Developer Tools

llama.cpp b9106 adds asymmetric Flash Attention on Vulkan

New release boosts LLM inference speed on NVIDIA GPUs via Vulkan path

Deep Dive

llama.cpp, the popular C++ inference engine for large language models, has released version b9106 with a notable improvement for Vulkan users. The update adds asymmetric Flash Attention (FA) support to three Vulkan code paths: scalar, mmq (matrix multiplication quantized), and coopmat1 (cooperative matrix). Flash Attention is a memory-efficient attention algorithm that reduces the quadratic memory bottleneck in transformer models. Asymmetric FA further optimizes it for variable-length sequences, critical for real-world chat and document processing.

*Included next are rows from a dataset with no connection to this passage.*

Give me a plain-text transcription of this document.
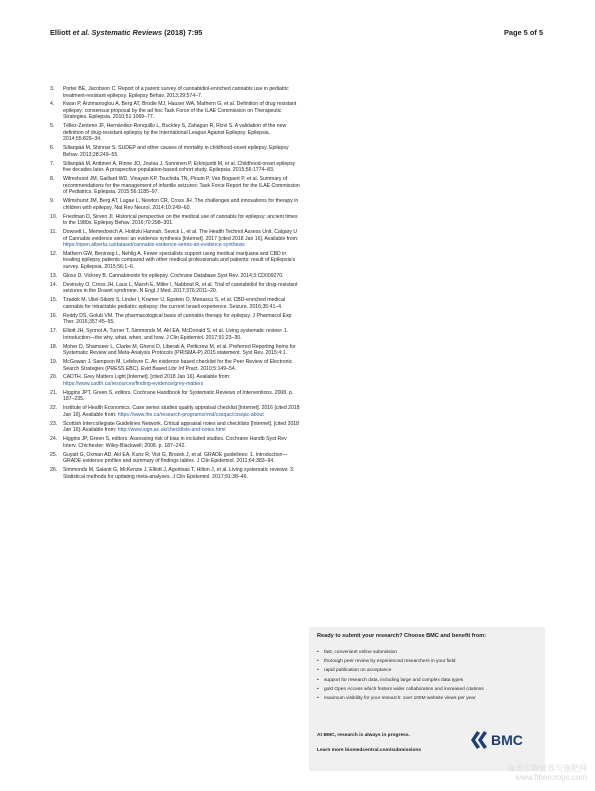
Elliott et al. Systematic Reviews (2018) 7:95	Page 5 of 5
3.	Porter BE, Jacobson C. Report of a parent survey of cannabidiol-enriched cannabis use in pediatric treatment-resistant epilepsy. Epilepsy Behav. 2013;29:574–7.
4.	Kwan P, Arzimanoglou A, Berg AT, Brodie MJ, Hauser WA, Mathern G, et al. Definition of drug resistant epilepsy: consensus proposal by the ad hoc Task Force of the ILAE Commission on Therapeutic Strategies. Epilepsia. 2010;51:1069–77.
5.	Téllez-Zenteno JF, Hernández-Ronquillo L, Buckley S, Zahagun R, Rizvi S. A validation of the new definition of drug-resistant epilepsy by the International League Against Epilepsy. Epilepsia. 2014;55:829–34.
6.	Sillanpää M, Shinnar S. SUDEP and other causes of mortality in childhood-onset epilepsy. Epilepsy Behav. 2013;28:249–55.
7.	Sillanpää M, Anttinen A, Rinne JO, Joutsa J, Sonninen P, Erkinjuntti M, et al. Childhood-onset epilepsy five decades later. A prospective population-based cohort study. Epilepsia. 2015;56:1774–83.
8.	Wilmshurst JM, Gaillard WD, Vinayan KP, Tsuchida TN, Plouin P, Van Bogaert P, et al. Summary of recommendations for the management of infantile seizures: Task Force Report for the ILAE Commission of Pediatrics. Epilepsia. 2015;56:1185–97.
9.	Wilmshurst JM, Berg AT, Lagae L, Newton CR, Cross JH. The challenges and innovations for therapy in children with epilepsy. Nat Rev Neurol. 2014;10:249–60.
10.	Friedman D, Sirven JI. Historical perspective on the medical use of cannabis for epilepsy: ancient times to the 1980s. Epilepsy Behav. 2016;70:298–301.
11.	Dowsett L, Memedovich A, Holitzki Hannah, Sevick L, et al. The Health Technol Assess Unit, Calgary U of Cannabis evidence series: an evidence synthesis [Internet]. 2017 [cited 2018 Jan 16]. Available from: https://open.alberta.ca/dataset/cannabis-evidence-series-an-evidence-synthesis
12.	Mathern GW, Beninsig L, Nehlig A. Fewer specialists support using medical marijuana and CBD in treating epilepsy patients compared with other medical professionals and patients: result of Epilepsia's survey. Epilepsia. 2015;56:1–6.
13.	Gloss D, Vickrey B. Cannabinoids for epilepsy. Cochrane Database Syst Rev. 2014;3:CD009270.
14.	Devinsky O, Cross JH, Laux L, Marsh E, Miller I, Nabbout R, et al. Trial of cannabidiol for drug-resistant seizures in the Dravet syndrome. N Engl J Med. 2017;376:2011–20.
15.	Tzadok M, Uliel-Siboni S, Linder I, Kramer U, Epstein O, Menascu S, et al. CBD-enriched medical cannabis for intractable pediatric epilepsy: the current Israeli experience. Seizure. 2016;35:41–4.
16.	Reddy DS, Golub VM. The pharmacological basis of cannabis therapy for epilepsy. J Pharmacol Exp Ther. 2016;357:45–55.
17.	Elliott JH, Synnot A, Turner T, Simmonds M, Akl EA, McDonald S, et al. Living systematic review: 1. Introduction—the why, what, when, and how. J Clin Epidemiol. 2017;91:23–30.
18.	Moher D, Shamseer L, Clarke M, Ghersi D, Liberati A, Petticrew M, et al. Preferred Reporting Items for Systematic Review and Meta-Analysis Protocols (PRISMA-P) 2015 statement. Syst Rev. 2015;4:1.
19.	McGowan J, Sampson M, Lefebvre C. An evidence based checklist for the Peer Review of Electronic Search Strategies (PRESS EBC). Evid Based Libr Inf Pract. 2010;5:149–54.
20.	CADTH. Grey Matters Light [Internet]. [cited 2018 Jan 16]. Available from: https://www.cadth.ca/resources/finding-evidence/grey-matters
21.	Higgins JPT, Green S, editors. Cochrane Handbook for Systematic Reviews of Interventions. 2008. p. 187–235.
22.	Institute of Health Economics. Case series studies quality appraisal checklist [Internet]. 2016 [cited 2018 Jan 16]. Available from: https://www.ihe.ca/research-programs/rmd/cssqac/cssqac-about
23.	Scottish Intercollegiate Guidelines Network. Critical appraisal notes and checklists [Internet]. [cited 2018 Jan 16]. Available from: http://www.sign.ac.uk/checklists-and-notes.html
24.	Higgins JP, Green S, editors. Assessing risk of bias in included studies. Cochrane Handb Syst Rev Interv. Chichester: Wiley-Blackwell; 2008. p. 187–242.
25.	Guyatt G, Oxman AD, Akl EA, Kunz R, Vist G, Brozek J, et al. GRADE guidelines: 1. Introduction—GRADE evidence profiles and summary of findings tables. J Clin Epidemiol. 2011;64:383–94.
26.	Simmonds M, Salanti G, McKenzie J, Elliott J, Agoritsas T, Hilton J, et al. Living systematic reviews: 3. Statistical methods for updating meta-analyses. J Clin Epidemiol. 2017;91:38–46.
Ready to submit your research? Choose BMC and benefit from:
• fast, convenient online submission
• thorough peer review by experienced researchers in your field
• rapid publication on acceptance
• support for research data, including large and complex data types
• gold Open Access which fosters wider collaboration and increased citations
• maximum visibility for your research: over 100M website views per year
At BMC, research is always in progress.
Learn more biomedcentral.com/submissions
BMC
麻类作物营养与施肥网
www.fibercrops.com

Beyond the Vulkan enhancements, the release includes precompiled binaries for an extensive list of platforms: macOS Apple Silicon (both standard and KleidiAI-enabled), macOS Intel, iOS XCFramework, Linux (x64/arm64/s390x with CPU or Vulkan), Ubuntu (ROCm, OpenVINO, SYCL), Windows (CPU, CUDA 12/13, Vulkan, SYCL, HIP), Android arm64, and openEuler (with ACL Graph). Developers using any hardware backend can drop in the new binaries for potential speed and memory improvements. The release contains 30 assets, reflecting the breadth of supported configurations.

Key Points
  • Adds asymmetric Flash Attention to Vulkan scalar, mmq, and coopmat1 paths for faster inference
  • Prebuilt binaries for macOS, Linux, Windows, Android, iOS, and openEuler with multiple GPU backends
  • Increases memory efficiency for LLM inference on Vulkan-enabled hardware (NVIDIA, AMD, Intel)

Why It Matters

Vulkan-powered LLM inference gets a crucial memory optimization, enabling faster runs on more hardware without CUDA.